Je ne l'ai pas du tout envisagé. J'ai été très flattée mais j'ai été très claire avec la personne avec qui j'ai été en contact. Cela m'a juste ouvert l'esprit dans le sens où je me suis rendu compte que des grosses machines pensaient à moi. Mais en quelques heures, je savais que je ne prendrais pas du tout de plaisir à faire ça. En plus, je me suis dit que je n’avais pas d’intérêt à quitter un travail aussi confortable. Les gens m’aiment bien, je les aime bien et je ne suis pas très exposée. C’est le bonheur ! Alors il n’a pas du tout été question d’accepter de présenter cette émission, bien que je la regarde. J’adore les télécrochets, même si je l’ai très mal vécu quand j’y ai participé en tant que candidate (La Nouvelle Star, en 2007).

Que s'était-il passé ?

Je n'étais pas du tout faite pour ça et cela m'a fait perdre énormément de confiance en moi. D'ailleurs, j'ai complètement arrêté de chanter depuis. J'aimais chanter avec mon frère dans les petits villages, et quand on m'a jugée, je me suis rendu compte que je n’étais pas pro. Je n'avais pas le caractère pour ça. Souvent, on relie ma candidature à la Nouvelle Star à ma place de journaliste télé mais ça n'a vraiment rien à voir. Après avoir été éliminée, je suis revenue vendre de l'huile d'olive à Aubagne et j'étais très heureuse. Je me sens à ma place aujourd'hui, ce qui n'était pas le cas à Baltard. Je ne fais pas de la télé, pour faire de la télé. Ce qui me plaît le plus, c'est d'être sur les stades et je ne sais pas si je trouverais cette adrénaline ailleurs.

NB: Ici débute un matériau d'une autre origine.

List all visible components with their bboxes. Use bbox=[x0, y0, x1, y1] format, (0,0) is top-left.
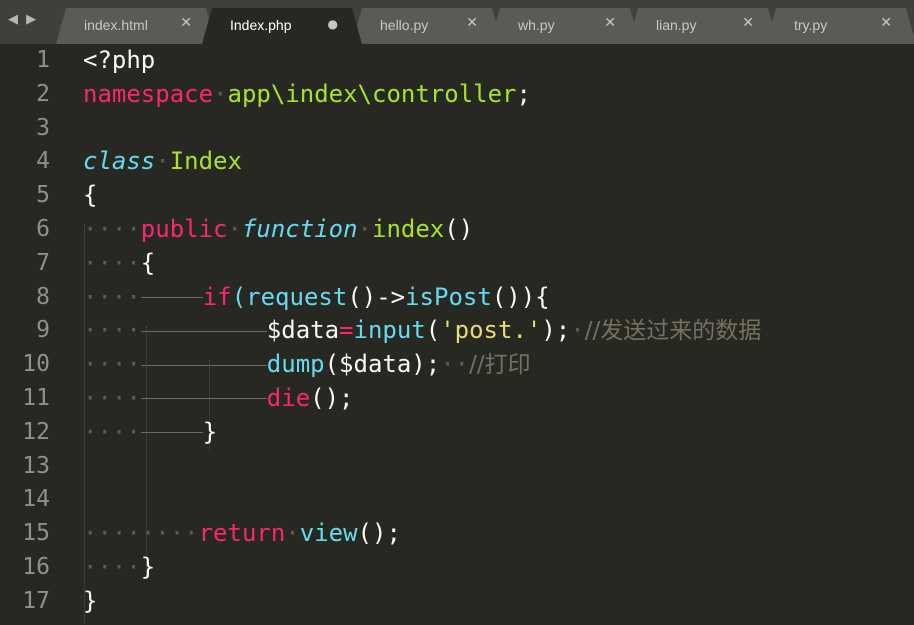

Je ne vais pas vous cacher que je suis protégée... C'est un milieu d'hommes et ils me respectent en tant qu'épouse de l'un des leurs.

Cette participation à la Nouvelle Star est-elle un boulet dans votre vie professionnelle aujourd'hui ?

Pas du tout. Si je n'avais pas fait de la télé à Canal +, personne ne se souviendrait que j'y suis passée. J'ai été éliminée tout de suite ! J'ai sûrement été la candidate la plus discrète ; j’étais hyper timide et je pleurais chaque fois que je finissais une chanson. C'était horrible! (rires) Ça ressort simplement parce que les gens font des recherches...

On vous reparle souvent de votre élection de Miss Pau-Béarn 2001 aussi...

Ça, je n'en ai pas honte. Ce n'était pas du tout le circuit de Fontenay, mais simplement une élection de Miss et Mister Pau qui permettait de remporter un voyage. Ce n'était pas un vrai défilé, mais plutôt Miss Camping! (rires) Je vais vous expliquer avant leur retraite, mes parents étaient épiciers, ne prenaient jamais de vacances et je rêvais d'amener ma mère en voyage. Au final, on est allées à Palma De Majorque et c'était génial parce qu'on n'avait jamais quitté la France. L'autre truc, que je n'avais pas calculé et qui m'a fait du bien, c'est que le couple d'élus accompagnait le maire, André Labarrère, toute l'année dans ses manifestations. À l'époque, j'allais voir tous les matchs de la Section paloise avec lui. Il adorait m'amener et il a continué à le faire au-delà de cette année passée ensemble. Cela m'a vraiment ouverte au monde. J'avais 18 ans, j'étais très timide, je n'avais même jamais eu de petit copain et d'un coup, on me propulsait avec des préfets et des gens importants. Cela me sert aujourd'hui, dans le sens où je n'ai pas peur de quelqu'un haut placé. Quand j'y repense, cette élection est la plus belle chose qui me soit arrivée à ce moment-là.

Vous êtes très présente sur les réseaux sociaux. Est-ce une manière de gérer votre image ?

Les gens croient ça, mais j'étais déjà très active sur Facebook avant de passer à la télé. Quant à Twitter, c'est Canal + qui nous a demandé d'ouvrir un compte. Je m'en sers beaucoup pour vendre nos programmes, surtout pour le rugby. Je ne comprends pas pourquoi j'ai autant d'abonnés et certains disent que je suis un peu trop « corporate » mais je l'utilise à fond pour mettre en avant le rugby. Par exemple, j'essaye de vendre La Séance rugby, qui n'est pas encore bien installée... Je ne m'en sers pas pour mon image mais pour ce que je fais.